Essentially, we all want to live forever. This makes health care a very desirable good. At the same time, the normal restraints imposed by price are frequently lacking. Today, of every dollar spent on health care in this country, just 13 cents is paid for by the person actually consuming the goods or services. Roughly half is paid for by government, and the remainder is covered by private insurance. And, as long as someone else is paying, consumers have every reason to consume as much health care as is available.
On the other, when consumers share in the cost of their health care purchasing decisions, they are more likely to make those decisions based on price and value. Take just one example. If everyone were to receive a CT brain scan every year as part of their annual physical, we would undoubtedly discover a small number of brain cancers much earlier than we otherwise would, perhaps early enough to save the patient’s life.

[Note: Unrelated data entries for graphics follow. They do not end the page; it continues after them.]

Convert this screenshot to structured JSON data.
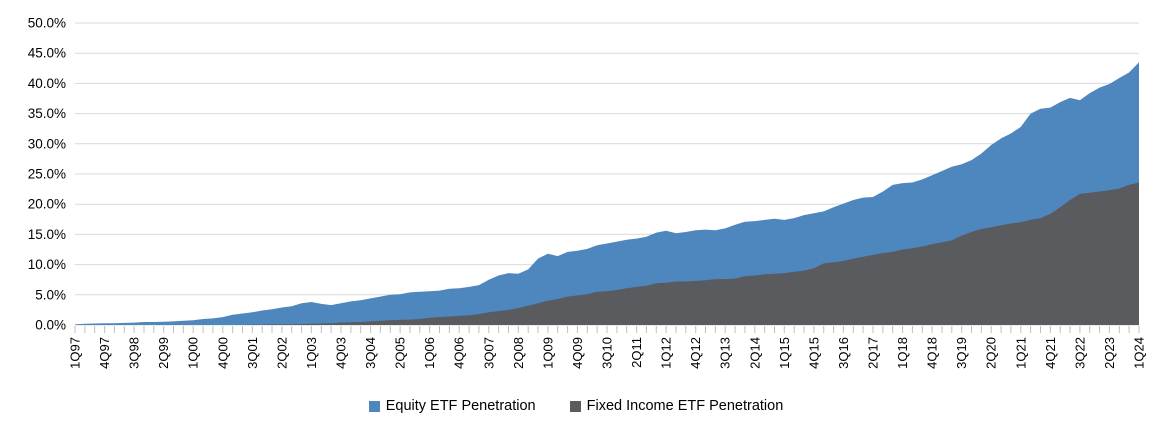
{
  "chart_data": {
    "type": "area",
    "mode": "overlap",
    "title": "",
    "xlabel": "",
    "ylabel": "",
    "ylim": [
      0,
      50
    ],
    "y_tick_step": 5,
    "y_tick_labels": [
      "0.0%",
      "5.0%",
      "10.0%",
      "15.0%",
      "20.0%",
      "25.0%",
      "30.0%",
      "35.0%",
      "40.0%",
      "45.0%",
      "50.0%"
    ],
    "grid": "horizontal",
    "gridline_color": "#D9D9D9",
    "tick_color": "#BFBFBF",
    "x_label_every": 3,
    "x_label_rotation": -90,
    "legend_position": "bottom",
    "categories": [
      "1Q97",
      "2Q97",
      "3Q97",
      "4Q97",
      "1Q98",
      "2Q98",
      "3Q98",
      "4Q98",
      "1Q99",
      "2Q99",
      "3Q99",
      "4Q99",
      "1Q00",
      "2Q00",
      "3Q00",
      "4Q00",
      "1Q01",
      "2Q01",
      "3Q01",
      "4Q01",
      "1Q02",
      "2Q02",
      "3Q02",
      "4Q02",
      "1Q03",
      "2Q03",
      "3Q03",
      "4Q03",
      "1Q04",
      "2Q04",
      "3Q04",
      "4Q04",
      "1Q05",
      "2Q05",
      "3Q05",
      "4Q05",
      "1Q06",
      "2Q06",
      "3Q06",
      "4Q06",
      "1Q07",
      "2Q07",
      "3Q07",
      "4Q07",
      "1Q08",
      "2Q08",
      "3Q08",
      "4Q08",
      "1Q09",
      "2Q09",
      "3Q09",
      "4Q09",
      "1Q10",
      "2Q10",
      "3Q10",
      "4Q10",
      "1Q11",
      "2Q11",
      "3Q11",
      "4Q11",
      "1Q12",
      "2Q12",
      "3Q12",
      "4Q12",
      "1Q13",
      "2Q13",
      "3Q13",
      "4Q13",
      "1Q14",
      "2Q14",
      "3Q14",
      "4Q14",
      "1Q15",
      "2Q15",
      "3Q15",
      "4Q15",
      "1Q16",
      "2Q16",
      "3Q16",
      "4Q16",
      "1Q17",
      "2Q17",
      "3Q17",
      "4Q17",
      "1Q18",
      "2Q18",
      "3Q18",
      "4Q18",
      "1Q19",
      "2Q19",
      "3Q19",
      "4Q19",
      "1Q20",
      "2Q20",
      "3Q20",
      "4Q20",
      "1Q21",
      "2Q21",
      "3Q21",
      "4Q21",
      "1Q22",
      "2Q22",
      "3Q22",
      "4Q22",
      "1Q23",
      "2Q23",
      "3Q23",
      "4Q23",
      "1Q24"
    ],
    "series": [
      {
        "name": "Equity ETF Penetration",
        "color": "#4E86BE",
        "values": [
          0.1,
          0.2,
          0.25,
          0.3,
          0.3,
          0.35,
          0.4,
          0.5,
          0.5,
          0.55,
          0.6,
          0.7,
          0.8,
          1.0,
          1.1,
          1.3,
          1.7,
          1.9,
          2.1,
          2.4,
          2.6,
          2.9,
          3.1,
          3.6,
          3.8,
          3.5,
          3.3,
          3.6,
          3.9,
          4.1,
          4.4,
          4.7,
          5.0,
          5.1,
          5.4,
          5.5,
          5.6,
          5.7,
          6.0,
          6.1,
          6.3,
          6.6,
          7.5,
          8.2,
          8.6,
          8.5,
          9.2,
          11.0,
          11.8,
          11.4,
          12.1,
          12.3,
          12.6,
          13.2,
          13.5,
          13.8,
          14.1,
          14.3,
          14.6,
          15.3,
          15.6,
          15.2,
          15.4,
          15.7,
          15.8,
          15.7,
          16.0,
          16.6,
          17.1,
          17.2,
          17.4,
          17.6,
          17.4,
          17.7,
          18.2,
          18.5,
          18.8,
          19.5,
          20.1,
          20.7,
          21.1,
          21.2,
          22.1,
          23.2,
          23.5,
          23.6,
          24.1,
          24.8,
          25.5,
          26.2,
          26.6,
          27.3,
          28.4,
          29.8,
          30.9,
          31.7,
          32.8,
          35.0,
          35.8,
          36.0,
          36.9,
          37.6,
          37.2,
          38.4,
          39.3,
          39.9,
          40.9,
          41.8,
          43.5
        ]
      },
      {
        "name": "Fixed Income ETF Penetration",
        "color": "#595B5F",
        "values": [
          0,
          0,
          0,
          0,
          0,
          0,
          0,
          0,
          0,
          0,
          0,
          0,
          0,
          0,
          0,
          0,
          0,
          0,
          0.05,
          0.05,
          0.1,
          0.1,
          0.1,
          0.15,
          0.2,
          0.25,
          0.3,
          0.4,
          0.45,
          0.5,
          0.6,
          0.7,
          0.8,
          0.85,
          0.9,
          1.0,
          1.2,
          1.3,
          1.4,
          1.5,
          1.6,
          1.8,
          2.1,
          2.3,
          2.5,
          2.8,
          3.2,
          3.6,
          4.0,
          4.3,
          4.7,
          4.9,
          5.1,
          5.5,
          5.6,
          5.8,
          6.1,
          6.3,
          6.5,
          6.9,
          7.0,
          7.2,
          7.2,
          7.3,
          7.4,
          7.6,
          7.6,
          7.7,
          8.1,
          8.2,
          8.4,
          8.5,
          8.6,
          8.8,
          9.0,
          9.4,
          10.2,
          10.4,
          10.6,
          11.0,
          11.3,
          11.6,
          11.9,
          12.1,
          12.5,
          12.7,
          13.0,
          13.4,
          13.7,
          14.0,
          14.8,
          15.4,
          15.9,
          16.2,
          16.5,
          16.8,
          17.0,
          17.4,
          17.7,
          18.4,
          19.5,
          20.7,
          21.7,
          21.9,
          22.1,
          22.3,
          22.6,
          23.2,
          23.6
        ]
      }
    ]
  }
}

But given the cost of such a scan, adding it to everyone’s annual physical would quickly bankrupt the nation. But, if they are spending their own money, consumers will make their own rationing decisions based on price and value. That CT scan that looked so desirable when someone else was paying, may not be so desirable if you have to pay for it yourself. The consumer himself becomes the one who says no.
Think of it this way. If every time you went to the grocery store, someone else paid 87 percent of your bill, not only would you eat a lot more steak and a lot less hamburger — but so would your dog. And food costs would go up for everyone.
The RAND Health Insurance Experiment, the largest study ever done of consumer health purchasing behavior, provides ample evidence that consumers can make informed cost‐value decisions about their health care. Under the experiment, insurance deductibles were varied from zero to $1,000. Those with no out‐of‐pocket costs consumed substantially more health care than those who had to share in the cost of care. Yet, with a few exceptions, the effect on outcomes was minimal.
And, in the real world, we have seen far smaller increases in the cost of those services, like Lasik eye surgery or dental care, that are not generally covered by insurance, than for those procedures that are insured.
In fact, a study by Amy Finklestein of MIT suggests that nearly half of the per capita increasing health care spending is due to increased health insurance coverage.
No one is suggesting that people shouldn’t have insurance. But insurance is ultimately meant to spread the risk of catastrophic events, not to simply prepay your health care. Your homeowners insurance covers you if your house burns down. It doesn’t pay to mow your lawn or paint the fence.
Unfortunately, rather than getting consumers more engaged in their health care decisions, Congress appears ready to move in the other direction.
The president actually denounced high‐deductible insurance and greater consumer cost sharing as “not real insurance.” Both the House and Senate versions of health reform reduce co‐payments and all but eliminate policies with high‐deductibles. No co‐payments at all are allowed for a wide variety of broadly‐defined “preventive” services. The consumer share of health spending will actually decline to just ten cents of every dollar by 2019.
This all but guarantees that health care costs and spending will continue their unsustainable path. And that is a path leading to more debt, higher taxes, fewer jobs and a reduced standard of living for all Americans.
Health care reform cannot just be about giving more stuff to more people. It should be about actually “reforming” the system. That means scrapping the current bills, and crafting the type of reform that makes consumers responsible for their health care decisions.